For Gu Lifeng, who runs a self-driving club in Xi’an, Shaanxi Province in northwest China, August signaled fresh opportunities as he set out for a new tour to Tibet Autonomous Region in southwest China. The route started from Xi’an, passed through Qinghai Province and arrived at the Changtang National Nature Reserve in north Tibet. “The self-driving route developed by the county government of Shuanghu in Tibet is the only one to the area open to tourists for now. The highest altitude in the county is 5,728 meters, and the scenery is spectacular,” Gu told Beijing Review. The ride is surprisingly smooth as Tibet’s infrastructure and tourism services have phenomenally improved, with fewer checkpoints and more hotels providing better services, he added. It’s a testimony to how the tourism industry is playing an increasingly important role in driving the region’s economic growth.
A place with views
With its pristine natural scenery, over 23,300 cultural heritage sites, including the famed Potala Palace and Jokhang Temple in Lhasa, and distinctive customs, Tibet is a magnet for tourists from home and abroad. Realizing the potential, a regional tourism bureau was set up in 1986 to boost the industry.
In recent years, many new leisure activities have been started, such as the Peach Flower Tourism and Culture Festival in Nyingchi Prefecture in southeast Tibet, a popular tourist destination with its abundance of peach trees, mountains, canyons and glaciers, as well as operas based on Tibetan folklore, such as Princess Wencheng, which depicts the wedding of the Tang Dynasty (618-907) princess to a Tibetan king and the intermingling of different cultures.
According to data from the regional government, Tibet received over 40 million visits in 2019, up 19.1 percent year on year. The number included around 500,000 from abroad, a 13 percent increase. The tourism revenue was nearly 55.92 billion yuan ($8.2 billion) last year, up 14 percent year on year. More than 100,000 farmers and herdsmen engaging in the industry have gotten better off. Despite the impacts of the novel coronavirus disease (COVID-19), 8.33 million tourist visits were made to Tibet in the first half of this year. Since March, more than 300 natural scenic spots have been reopened to tourists. While the tourism market in many domestic regions has not yet fully recovered, in Tibet, tourism industry experienced year-on-year growth of about 27 percent in May and 36 percent in June, according to the Tourism Development Department of Tibet Autonomous Region.
One reason for the growth is the improved infrastructure. More than 778 million yuan ($112 million) has been invested in various tourism projects since the beginning of this year.

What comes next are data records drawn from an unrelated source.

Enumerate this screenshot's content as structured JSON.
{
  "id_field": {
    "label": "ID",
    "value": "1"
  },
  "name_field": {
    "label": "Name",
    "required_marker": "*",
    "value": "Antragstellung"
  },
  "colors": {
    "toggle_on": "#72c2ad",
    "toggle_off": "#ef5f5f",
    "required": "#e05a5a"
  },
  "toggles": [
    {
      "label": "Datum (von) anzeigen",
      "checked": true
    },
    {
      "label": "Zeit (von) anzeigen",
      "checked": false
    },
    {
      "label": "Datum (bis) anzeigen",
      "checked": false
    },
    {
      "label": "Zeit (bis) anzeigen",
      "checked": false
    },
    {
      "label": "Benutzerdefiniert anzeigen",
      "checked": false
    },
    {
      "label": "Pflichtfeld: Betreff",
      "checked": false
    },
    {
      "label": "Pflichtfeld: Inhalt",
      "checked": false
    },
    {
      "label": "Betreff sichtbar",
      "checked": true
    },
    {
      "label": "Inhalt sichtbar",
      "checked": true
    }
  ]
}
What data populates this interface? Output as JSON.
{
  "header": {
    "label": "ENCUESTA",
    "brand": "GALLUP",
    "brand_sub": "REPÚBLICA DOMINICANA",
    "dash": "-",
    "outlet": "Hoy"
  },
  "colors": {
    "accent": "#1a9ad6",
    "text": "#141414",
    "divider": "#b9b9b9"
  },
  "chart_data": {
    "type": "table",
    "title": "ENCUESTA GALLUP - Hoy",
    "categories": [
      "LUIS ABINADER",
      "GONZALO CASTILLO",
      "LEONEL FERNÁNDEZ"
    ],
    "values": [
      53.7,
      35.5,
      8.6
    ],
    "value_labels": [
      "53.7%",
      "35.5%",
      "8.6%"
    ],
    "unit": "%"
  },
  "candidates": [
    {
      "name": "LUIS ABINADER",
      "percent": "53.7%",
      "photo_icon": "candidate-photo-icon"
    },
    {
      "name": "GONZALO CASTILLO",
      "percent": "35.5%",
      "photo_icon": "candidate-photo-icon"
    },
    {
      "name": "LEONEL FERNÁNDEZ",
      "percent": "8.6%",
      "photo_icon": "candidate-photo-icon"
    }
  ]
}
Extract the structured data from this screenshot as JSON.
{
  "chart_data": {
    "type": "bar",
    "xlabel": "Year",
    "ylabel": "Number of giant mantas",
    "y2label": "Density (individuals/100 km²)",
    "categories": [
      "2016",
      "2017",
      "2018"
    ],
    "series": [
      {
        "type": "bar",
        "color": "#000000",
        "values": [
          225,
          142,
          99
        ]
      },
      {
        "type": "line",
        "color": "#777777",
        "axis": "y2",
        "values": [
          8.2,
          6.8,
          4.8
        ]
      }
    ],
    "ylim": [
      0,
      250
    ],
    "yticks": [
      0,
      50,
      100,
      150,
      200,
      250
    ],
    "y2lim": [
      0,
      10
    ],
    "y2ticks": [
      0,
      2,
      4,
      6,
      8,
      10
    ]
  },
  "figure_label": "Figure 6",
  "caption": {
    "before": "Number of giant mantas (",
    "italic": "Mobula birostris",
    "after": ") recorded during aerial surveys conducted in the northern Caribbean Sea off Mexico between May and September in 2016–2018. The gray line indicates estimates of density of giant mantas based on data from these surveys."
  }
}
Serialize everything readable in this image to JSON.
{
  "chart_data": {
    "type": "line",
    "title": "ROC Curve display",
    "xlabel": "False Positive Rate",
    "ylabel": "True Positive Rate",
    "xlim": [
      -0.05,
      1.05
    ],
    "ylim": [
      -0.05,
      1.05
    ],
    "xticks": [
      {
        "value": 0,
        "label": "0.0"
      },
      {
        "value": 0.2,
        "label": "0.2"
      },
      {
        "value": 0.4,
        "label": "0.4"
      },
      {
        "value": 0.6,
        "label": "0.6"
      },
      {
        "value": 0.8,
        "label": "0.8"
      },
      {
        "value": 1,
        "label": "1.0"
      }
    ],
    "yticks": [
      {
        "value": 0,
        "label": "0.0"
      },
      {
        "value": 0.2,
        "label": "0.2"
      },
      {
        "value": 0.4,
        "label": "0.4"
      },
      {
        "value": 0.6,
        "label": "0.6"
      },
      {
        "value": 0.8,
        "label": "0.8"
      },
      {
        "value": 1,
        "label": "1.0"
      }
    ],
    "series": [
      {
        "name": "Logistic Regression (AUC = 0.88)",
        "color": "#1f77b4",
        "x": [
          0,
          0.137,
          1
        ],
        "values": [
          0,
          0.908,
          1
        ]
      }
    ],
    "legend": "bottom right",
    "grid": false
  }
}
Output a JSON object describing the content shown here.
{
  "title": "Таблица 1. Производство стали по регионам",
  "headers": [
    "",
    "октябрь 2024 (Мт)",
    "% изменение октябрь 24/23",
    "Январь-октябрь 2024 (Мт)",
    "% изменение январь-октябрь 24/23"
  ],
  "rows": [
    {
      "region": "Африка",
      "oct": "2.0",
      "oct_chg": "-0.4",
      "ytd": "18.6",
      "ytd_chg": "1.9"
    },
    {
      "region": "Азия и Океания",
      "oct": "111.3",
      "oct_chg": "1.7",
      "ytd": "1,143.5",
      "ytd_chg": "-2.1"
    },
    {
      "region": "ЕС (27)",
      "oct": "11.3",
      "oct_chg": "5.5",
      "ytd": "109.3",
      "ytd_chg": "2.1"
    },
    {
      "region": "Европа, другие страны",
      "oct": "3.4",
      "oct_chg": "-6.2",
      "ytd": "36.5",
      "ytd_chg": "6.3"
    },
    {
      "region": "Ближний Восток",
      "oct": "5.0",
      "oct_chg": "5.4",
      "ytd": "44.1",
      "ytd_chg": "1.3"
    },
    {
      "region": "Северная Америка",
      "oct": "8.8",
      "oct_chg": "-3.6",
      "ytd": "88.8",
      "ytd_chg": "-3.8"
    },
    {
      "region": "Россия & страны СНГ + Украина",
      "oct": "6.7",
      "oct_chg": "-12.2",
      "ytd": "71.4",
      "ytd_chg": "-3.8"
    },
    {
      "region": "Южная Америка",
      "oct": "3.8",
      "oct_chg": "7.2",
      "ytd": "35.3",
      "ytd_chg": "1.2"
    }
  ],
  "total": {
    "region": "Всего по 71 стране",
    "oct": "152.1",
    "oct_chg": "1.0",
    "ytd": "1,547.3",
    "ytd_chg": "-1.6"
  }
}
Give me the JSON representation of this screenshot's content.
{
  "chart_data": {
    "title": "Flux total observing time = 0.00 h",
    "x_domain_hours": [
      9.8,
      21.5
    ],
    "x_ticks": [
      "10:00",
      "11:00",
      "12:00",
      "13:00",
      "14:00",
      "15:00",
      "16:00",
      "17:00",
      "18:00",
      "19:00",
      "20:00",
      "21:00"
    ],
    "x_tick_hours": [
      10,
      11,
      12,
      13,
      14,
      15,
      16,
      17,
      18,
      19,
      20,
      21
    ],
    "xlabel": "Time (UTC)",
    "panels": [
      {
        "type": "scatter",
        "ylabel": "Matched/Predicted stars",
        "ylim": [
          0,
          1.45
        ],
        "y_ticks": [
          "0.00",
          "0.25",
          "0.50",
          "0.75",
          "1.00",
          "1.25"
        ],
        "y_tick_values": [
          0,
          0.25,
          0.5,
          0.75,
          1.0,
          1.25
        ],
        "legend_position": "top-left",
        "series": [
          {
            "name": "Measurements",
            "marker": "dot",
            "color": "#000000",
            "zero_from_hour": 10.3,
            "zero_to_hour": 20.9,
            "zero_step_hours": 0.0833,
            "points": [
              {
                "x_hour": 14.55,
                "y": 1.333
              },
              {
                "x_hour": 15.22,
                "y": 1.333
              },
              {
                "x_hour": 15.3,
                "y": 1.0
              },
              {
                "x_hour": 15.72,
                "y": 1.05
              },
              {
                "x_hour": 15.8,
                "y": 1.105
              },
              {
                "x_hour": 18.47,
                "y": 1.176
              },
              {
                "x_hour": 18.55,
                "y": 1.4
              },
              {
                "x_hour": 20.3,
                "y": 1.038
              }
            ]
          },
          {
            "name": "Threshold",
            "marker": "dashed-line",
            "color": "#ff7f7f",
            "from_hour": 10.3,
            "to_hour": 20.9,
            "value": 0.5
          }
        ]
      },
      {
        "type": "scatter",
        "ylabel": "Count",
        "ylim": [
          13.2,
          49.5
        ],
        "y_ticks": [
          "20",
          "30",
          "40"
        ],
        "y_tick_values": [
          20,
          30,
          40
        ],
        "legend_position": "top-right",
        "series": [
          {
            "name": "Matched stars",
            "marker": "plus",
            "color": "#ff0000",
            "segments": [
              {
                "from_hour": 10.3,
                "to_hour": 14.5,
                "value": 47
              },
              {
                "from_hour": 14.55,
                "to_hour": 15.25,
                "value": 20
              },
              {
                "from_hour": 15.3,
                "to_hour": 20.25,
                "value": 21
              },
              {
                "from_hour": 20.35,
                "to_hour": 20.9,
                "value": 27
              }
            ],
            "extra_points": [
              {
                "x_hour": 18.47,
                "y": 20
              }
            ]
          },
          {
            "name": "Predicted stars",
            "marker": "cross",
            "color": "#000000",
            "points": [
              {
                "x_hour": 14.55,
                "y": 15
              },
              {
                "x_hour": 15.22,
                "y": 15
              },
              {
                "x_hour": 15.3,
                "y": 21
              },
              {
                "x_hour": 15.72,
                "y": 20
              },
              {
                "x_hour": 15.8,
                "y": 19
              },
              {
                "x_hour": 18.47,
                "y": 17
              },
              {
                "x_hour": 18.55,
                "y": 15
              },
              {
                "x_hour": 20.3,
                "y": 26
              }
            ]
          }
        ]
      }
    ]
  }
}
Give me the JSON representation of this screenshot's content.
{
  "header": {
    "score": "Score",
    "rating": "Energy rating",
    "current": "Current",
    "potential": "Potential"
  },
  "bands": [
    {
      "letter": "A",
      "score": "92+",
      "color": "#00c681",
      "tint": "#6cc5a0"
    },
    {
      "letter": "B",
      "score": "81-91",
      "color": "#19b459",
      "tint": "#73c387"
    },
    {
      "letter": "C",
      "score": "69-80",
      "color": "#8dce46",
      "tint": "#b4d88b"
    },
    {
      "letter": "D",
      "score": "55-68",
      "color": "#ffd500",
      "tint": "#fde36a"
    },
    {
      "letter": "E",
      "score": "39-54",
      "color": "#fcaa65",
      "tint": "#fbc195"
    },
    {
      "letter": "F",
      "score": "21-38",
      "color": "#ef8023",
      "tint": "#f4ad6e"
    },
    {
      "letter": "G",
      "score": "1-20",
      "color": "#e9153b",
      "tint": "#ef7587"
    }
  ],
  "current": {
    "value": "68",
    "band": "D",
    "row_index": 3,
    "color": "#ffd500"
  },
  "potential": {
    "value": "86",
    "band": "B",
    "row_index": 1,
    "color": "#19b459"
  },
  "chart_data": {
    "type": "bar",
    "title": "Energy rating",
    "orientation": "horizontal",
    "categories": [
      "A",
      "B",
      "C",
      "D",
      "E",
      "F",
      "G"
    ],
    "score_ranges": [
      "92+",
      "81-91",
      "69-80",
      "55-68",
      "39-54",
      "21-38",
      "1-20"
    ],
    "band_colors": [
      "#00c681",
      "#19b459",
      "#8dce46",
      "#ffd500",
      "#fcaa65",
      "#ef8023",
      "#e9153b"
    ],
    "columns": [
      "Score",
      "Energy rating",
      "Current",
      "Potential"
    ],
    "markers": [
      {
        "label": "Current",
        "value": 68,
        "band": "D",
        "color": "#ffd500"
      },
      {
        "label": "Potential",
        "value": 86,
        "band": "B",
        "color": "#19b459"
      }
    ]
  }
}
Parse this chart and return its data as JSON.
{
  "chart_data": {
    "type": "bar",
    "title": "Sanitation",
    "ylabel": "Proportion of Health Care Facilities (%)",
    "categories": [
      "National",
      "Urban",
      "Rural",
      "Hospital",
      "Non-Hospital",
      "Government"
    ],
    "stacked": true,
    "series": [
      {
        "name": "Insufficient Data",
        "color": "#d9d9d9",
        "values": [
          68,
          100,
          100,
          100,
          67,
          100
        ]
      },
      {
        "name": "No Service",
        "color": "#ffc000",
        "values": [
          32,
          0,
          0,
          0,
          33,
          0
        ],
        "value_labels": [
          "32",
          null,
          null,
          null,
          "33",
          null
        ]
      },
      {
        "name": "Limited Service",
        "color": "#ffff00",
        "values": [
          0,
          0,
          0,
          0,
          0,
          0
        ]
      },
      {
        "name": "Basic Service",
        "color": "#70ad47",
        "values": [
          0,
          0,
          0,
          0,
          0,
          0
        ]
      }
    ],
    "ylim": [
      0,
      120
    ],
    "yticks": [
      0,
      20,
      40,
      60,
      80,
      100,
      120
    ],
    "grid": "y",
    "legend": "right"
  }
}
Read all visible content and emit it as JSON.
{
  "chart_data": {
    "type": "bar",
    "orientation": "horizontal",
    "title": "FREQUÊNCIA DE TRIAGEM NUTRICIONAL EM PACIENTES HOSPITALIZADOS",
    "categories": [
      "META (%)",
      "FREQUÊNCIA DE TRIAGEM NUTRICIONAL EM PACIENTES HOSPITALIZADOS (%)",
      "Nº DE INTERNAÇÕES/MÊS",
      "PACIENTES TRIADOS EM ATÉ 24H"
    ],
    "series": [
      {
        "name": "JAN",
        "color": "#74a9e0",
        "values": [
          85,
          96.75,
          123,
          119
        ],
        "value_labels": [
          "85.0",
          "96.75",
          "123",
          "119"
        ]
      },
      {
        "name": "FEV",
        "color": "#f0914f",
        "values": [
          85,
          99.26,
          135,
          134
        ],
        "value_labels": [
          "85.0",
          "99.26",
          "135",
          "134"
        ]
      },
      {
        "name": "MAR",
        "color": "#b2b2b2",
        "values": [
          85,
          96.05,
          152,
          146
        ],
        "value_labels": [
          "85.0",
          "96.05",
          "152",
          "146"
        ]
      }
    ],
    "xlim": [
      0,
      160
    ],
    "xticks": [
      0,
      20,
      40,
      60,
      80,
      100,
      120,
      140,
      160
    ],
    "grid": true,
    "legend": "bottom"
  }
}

To reduce the impacts of the epidemic, the regional tourism department launched live-streaming in February to present key tourist attractions. Also, in partnership with a private company, Guangdong Provincial Tourism, it promoted Tibetan products such as yak meat through live-streaming.
Due to the epidemic, the Peach Flower Tourism and Culture Festival in Nyingchi this year was live-streamed in March. “We live-streamed it for 10 days, round the clock, attracting over 30 million viewers,” Tenzin Samdrup, chief of the Tourism Development Bureau of Nyingchi, told Beijing Review. Since June, the city also distributed coupons for restaurants and hotels worth 5 million yuan ($733,000) to attract local visitors.
As the epidemic abated across China, self-driving tours began to increase. Tibet is the only region in China that has seen positive growth in self-driving tourists from May, with a 27-percent year-on-year increase in the month.